Nach nunmehr fast 12 Monaten Vorarbeit und diversen Grundlagenartikeln zur Materie ist es endlich soweit und der wohl weltweit erste in einer Redaktion befindliche Messplatz für Wärmeleitpasten- und Wärmeleitpad-Analysen nach ASTM D5470-17 ist endlich komplett und auch bereits im Probelauf. Egal ob es um die Wärmeleitfähigkeit oder Wärmewiderstände von wärmeleitenden Materialen oder eine Materialanalyse geht, ab sofort kann ich eigentlich (fast) alles testen und nicht nur subjektiv bewerten. Ich hatte Euch ja bereits sporadisch ab und zu schon etwas angeteasert, aber heute ist es endlich soweit und ich kann Euch meine aktuelle Großinvestition ins Lab vorstellen, denn am Ende gehören auch das Keyence VHX 7000 aus 2023 und jetzt der TIMA5 von Nanotest zu einem wohlstrukturierten Plan einer inhaltlichen Umstrukturierung meiner Arbeit, zu der sich in absehbarer Zeit auch noch ein komplett neu konzipierter Lüftermessstand mit professioneller Sensorik sowie erweiterte Infrarot-Messungen bis hin zur Thermo-Mikroskopie gesellen werden.

TIMA5 – Industrieller Tester für Wärmeleit-Produkte wie Pasten, Pads und Sheets

Auch eine Offenlegung von Technik und Methoden gehört zu einem transparenten Arbeiten mit dazu und so kann und will ich Euch heute auch notwendige theoretische Grundlagen nicht vorenthalten. Doch keine Angst, ich werde es sich einfach wie möglich erklären. Doch man muss unbedingt einmal etwas dazu schreiben, denn das, was aktuell an Angaben zu den einzelnen Wärmeleitpasten in den Datenblättern kursiert, ist fast immer nicht das Papier wert, auf dem die PDF dann nicht gedruckt wurde. Und es wird sicher auch ein kleines Stück Arbeitsbeschaffung für die Verpackungsindustrie werden, wenn viele Schachteln und Beipackzettel dann neu gedruckt werden müssen.
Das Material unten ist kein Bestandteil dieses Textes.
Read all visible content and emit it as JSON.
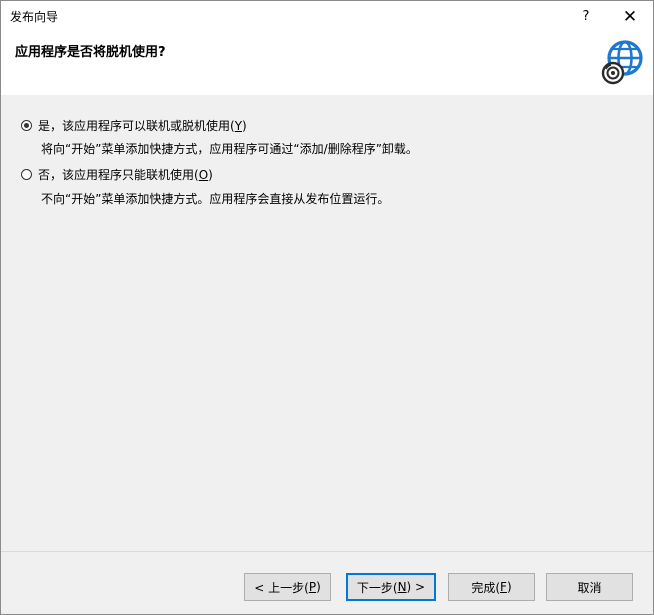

Denn das, was wir heute auch kennenlernen werden, ist die große Kluft zwischen Marketing, Werbeversprechen, fehlenden Angaben zu den Testbedingungen solcher Wertermittlungen auf der einen Seite und den tatsächlichen effektiven Wärmeleitfähigkeiten auf der anderen.

Was viele nämlich gar nicht wissen: Da Pasten und Pads heterogene Materialien sind, ist die Antwort auf die Frage nach einer pauschalen Wärmeleitfähigkeit, die man objektiv in einem einzigen Wert ausdrücken könnte, reichlich schwierig! Warum das so ist, und wie man das Ganze richtig betrachtet, das lest Ihr heute (und morgen). Denn es sind zum Teil sehr skurile Kurven, die sich aus Struktur, Temperatur, Schichtstärke, Druck und anderen Faktoren ergeben. Und ja, es ist ein wirkliches Umdenken gefragt!

Keyence VHX7000 und AE-300 mit LIBS zur Materialanalyse

Der Kunde hat als zahlender Abnehmer solcher Produkte aber die ungeschönte Wahrheit verdient, denn er bezahlt ja auch für die vielen Wundermittel. Und das nicht zu knapp. Genau das hat mich vor Jahren schon getriggert und es wurde endlich Zeit, die Gegentests auch einmal wissenschaftlich exakt und doch auch medienwirksam sowie massentauglich umzusetzen. Oder um es kurz auf den Punkt zu bringen: Wir sollten der ganzen Pasten-Esotherik mal den Hahn zudrehen.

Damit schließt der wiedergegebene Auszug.